80-latka z Biłgoraja straciła ponad 6,5 tys. zł. Kobieta wpuściła do mieszkania mężczyznę, podającego się za pracownika gazowni. Ten zamiast spisać stan licznika, ukradł cztery portfele z pieniędzmi.
– Nachalnie wszedł do jej mieszkania pod pretekstem dokonania kontroli urządzeń gazowych – wyjaśnia Milena Wardach, oficer prasowy Komendy Powiatowej Policji w Biłgoraju. – W trakcie rozmowy z 80-latką mężczyzna ten cały czas chodził po mieszkaniu i się rozglądał, szukając rzekomo licznika gazowego, który miał spisać.
Kiedy kobieta oświadczyła, że nie ma licznika gazowego, nieznajomy zażądał wydania dokumentu z wysokością emerytury. Po krótkiej rozmowie "gazownik” wyszedł.

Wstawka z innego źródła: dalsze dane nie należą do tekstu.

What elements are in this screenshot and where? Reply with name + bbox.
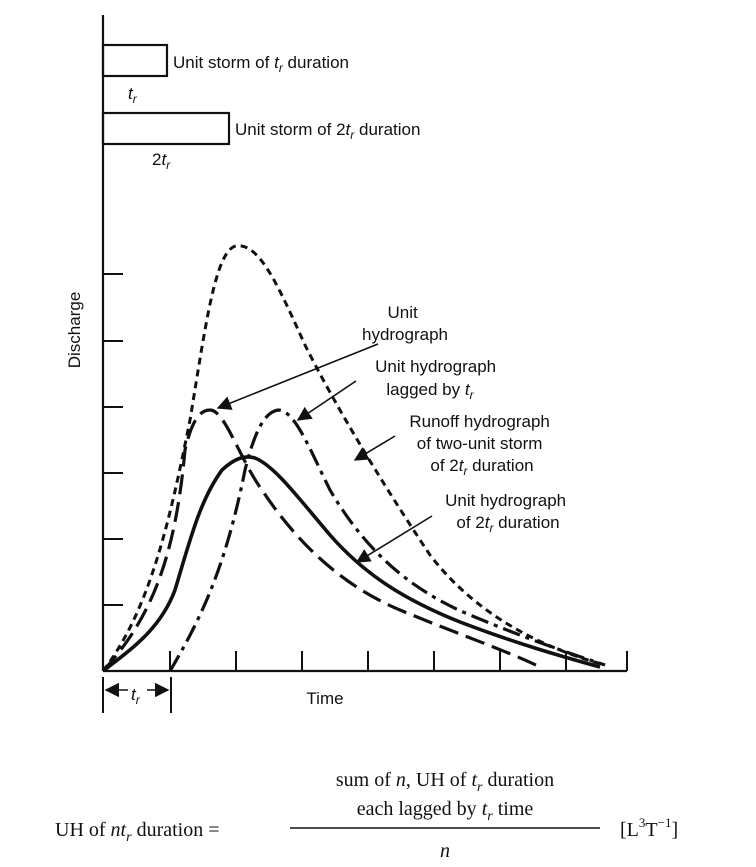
- arrow-uh-2tr: [355, 515, 433, 563]
- axes: Discharge Time: [65, 15, 628, 708]
- unit-storm-tr-bar: [101, 43, 169, 78]
- equation: UH of ntr duration = sum of n, UH of tr …: [55, 769, 678, 862]
- arrow-lagged: [296, 380, 357, 421]
- unit-hydrograph-2tr: [101, 455, 601, 673]
- equation-denominator: n: [440, 840, 450, 862]
- annotation-lagged: Unit hydrograph lagged by tr: [375, 357, 501, 402]
- arrow-unit-hydrograph: [216, 343, 379, 410]
- x-axis-label: Time: [306, 689, 343, 708]
- equation-units: [L3T−1]: [620, 815, 678, 841]
- storm-bars: Unit storm of tr duration tr Unit storm …: [101, 43, 420, 172]
- equation-numerator-line1: sum of n, UH of tr duration: [336, 769, 554, 795]
- tr-marker-label: tr: [131, 685, 141, 707]
- x-ticks: [169, 651, 628, 671]
- annotations: Unit hydrograph Unit hydrograph lagged b…: [216, 303, 571, 563]
- equation-lhs: UH of ntr duration =: [55, 819, 220, 845]
- unit-storm-2tr-bar: [101, 111, 231, 146]
- unit-storm-tr-label: Unit storm of tr duration: [173, 53, 349, 75]
- hydrograph-curves: [101, 244, 606, 673]
- y-axis-label: Discharge: [65, 292, 84, 369]
- runoff-hydrograph-two-unit-storm: [101, 244, 606, 672]
- tr-dimension-marker: tr: [102, 677, 172, 713]
- annotation-runoff: Runoff hydrograph of two-unit storm of 2…: [409, 412, 554, 478]
- equation-numerator-line2: each lagged by tr time: [357, 798, 534, 824]
- unit-storm-2tr-label: Unit storm of 2tr duration: [235, 120, 420, 142]
- y-ticks: [103, 273, 123, 606]
- 2tr-width-label: 2tr: [152, 150, 171, 172]
- unit-hydrograph: [101, 408, 541, 673]
- annotation-uh-2tr: Unit hydrograph of 2tr duration: [445, 491, 571, 535]
- tr-width-label: tr: [128, 84, 138, 106]
- annotation-unit-hydrograph: Unit hydrograph: [362, 303, 448, 344]
- unit-hydrograph-lagged: [168, 408, 606, 672]
- arrow-runoff: [353, 435, 396, 461]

– Zaraz po jego wyjściu, starsza kobieta zauważyła brak czterech portfeli, w których było w sumie ponad 6,5 tys. złotych – dodaje Wardach. – Kiedy 80-latka wybiegła na ulicę za nieznajomym, jego już nie było. Trwają poszukiwania oszusta.
Policjanci proszą o rozsądek i ostrożność w kontaktach z nieznajomymi. Apel ten dotyczy szczególnie starszych osób, które wielokrotnie wpuszczając do mieszkań obcych ludzi padają ofiarami oszustów.